Preventing reverse search engines from finding the origin of your image?
I am planning to make a game, where I give the user an anime related image and they have to guess where its from.
However, most of the images, specially from popular anime are easy to use on Google reverse search to find and pin point the anime.
I've tried to see if I could make so it would not recognize the image but unhappily my tricks were not good enough.
Grey-scale with horizontal flip:
Puzzling the image with grey-scale:
Grey-scale with horizontal and vertical flip worked for this image but doesn't always work:
Also the above mentioned methods are rather easy for people to guess the anime.
I would like to know if there any good trick, that I could use on my images to make so it would not work on reverse search engines and yet not be so overcomplicated that I can implement on my program.
For example grey-scale, cropping, flipping are rather easy things to achieve in C#.
I think you were on the right track with your watermarking option, but you left too much of the original image in tact. Here are two images I tried that Google was unable to find:
The first image returns a lot of "checkered flag" results, and the second returns lots of mosaic/collage images. Size does matter! I initially tried it with a much smaller checkerboard pattern (16px); Google was still able to identify that. These 32px squares seem to be a happy medium.

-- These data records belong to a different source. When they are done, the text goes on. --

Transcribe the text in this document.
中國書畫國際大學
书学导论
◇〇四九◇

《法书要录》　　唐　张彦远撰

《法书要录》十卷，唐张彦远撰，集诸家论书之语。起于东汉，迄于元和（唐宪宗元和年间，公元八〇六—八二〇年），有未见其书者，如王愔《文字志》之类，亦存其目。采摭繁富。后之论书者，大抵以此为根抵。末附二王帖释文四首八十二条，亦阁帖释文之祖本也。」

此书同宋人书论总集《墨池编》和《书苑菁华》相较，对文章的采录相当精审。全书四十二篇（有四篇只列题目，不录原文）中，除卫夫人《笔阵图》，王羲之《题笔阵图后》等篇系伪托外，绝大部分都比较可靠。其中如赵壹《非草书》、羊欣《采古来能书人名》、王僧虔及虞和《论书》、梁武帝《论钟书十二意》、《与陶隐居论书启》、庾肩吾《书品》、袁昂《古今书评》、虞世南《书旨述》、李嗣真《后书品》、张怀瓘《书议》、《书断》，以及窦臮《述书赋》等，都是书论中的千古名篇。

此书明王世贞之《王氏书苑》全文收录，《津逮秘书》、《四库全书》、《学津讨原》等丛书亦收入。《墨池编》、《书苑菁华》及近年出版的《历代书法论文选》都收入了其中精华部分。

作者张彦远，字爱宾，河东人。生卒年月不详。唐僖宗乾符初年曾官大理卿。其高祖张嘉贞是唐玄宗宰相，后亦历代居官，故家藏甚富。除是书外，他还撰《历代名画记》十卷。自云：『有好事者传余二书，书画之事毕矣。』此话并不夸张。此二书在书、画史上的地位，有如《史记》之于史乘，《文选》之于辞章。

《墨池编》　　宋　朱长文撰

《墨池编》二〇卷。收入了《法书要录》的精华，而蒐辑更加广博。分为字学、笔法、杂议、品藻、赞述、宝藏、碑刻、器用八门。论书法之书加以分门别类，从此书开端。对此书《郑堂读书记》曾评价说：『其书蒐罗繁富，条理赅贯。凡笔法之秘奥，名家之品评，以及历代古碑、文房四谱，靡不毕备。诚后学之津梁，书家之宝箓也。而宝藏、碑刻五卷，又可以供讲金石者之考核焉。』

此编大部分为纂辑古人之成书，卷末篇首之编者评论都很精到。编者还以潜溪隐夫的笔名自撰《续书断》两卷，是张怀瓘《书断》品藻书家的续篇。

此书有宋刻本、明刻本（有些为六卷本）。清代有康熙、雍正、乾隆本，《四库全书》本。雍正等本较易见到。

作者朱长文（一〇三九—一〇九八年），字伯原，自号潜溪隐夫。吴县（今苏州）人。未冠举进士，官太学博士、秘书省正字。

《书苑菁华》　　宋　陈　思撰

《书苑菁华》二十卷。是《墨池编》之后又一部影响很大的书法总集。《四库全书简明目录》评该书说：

Based off of the information that DanS provided, I think this would be a dependable technique to fool Google (and easily automated!). I can only presume that someone who was able to identify this anime would still be able to do so from these images.
Ironically, the images I have created will eventually be indexed by Google and lead to this post, defeating the purpose!
Google may use a different system but a large number of such services (tineye included) use perceptual hashes where the overall hash is close enough to be a match, rather than exact.
A whitepaper showed up a few years back which detailed the process. I haven't been able to find a link to it, but the basic system relies on a action chain to generate the hashes.
- Reduce the image to a small scale, usually 32x32 or 64x64
- Convert the image to greyscale
- Ramp up the contrast to a predefined value, to ensure a high level of difference between the black and white tones
- Calculate the pHash from the pixels in the resulting image
The process would be repeated for any uploaded image, and then cross checked with indexed hashes to find any near matches. In short, the image must be drastically changed across large portions to fool any system like this.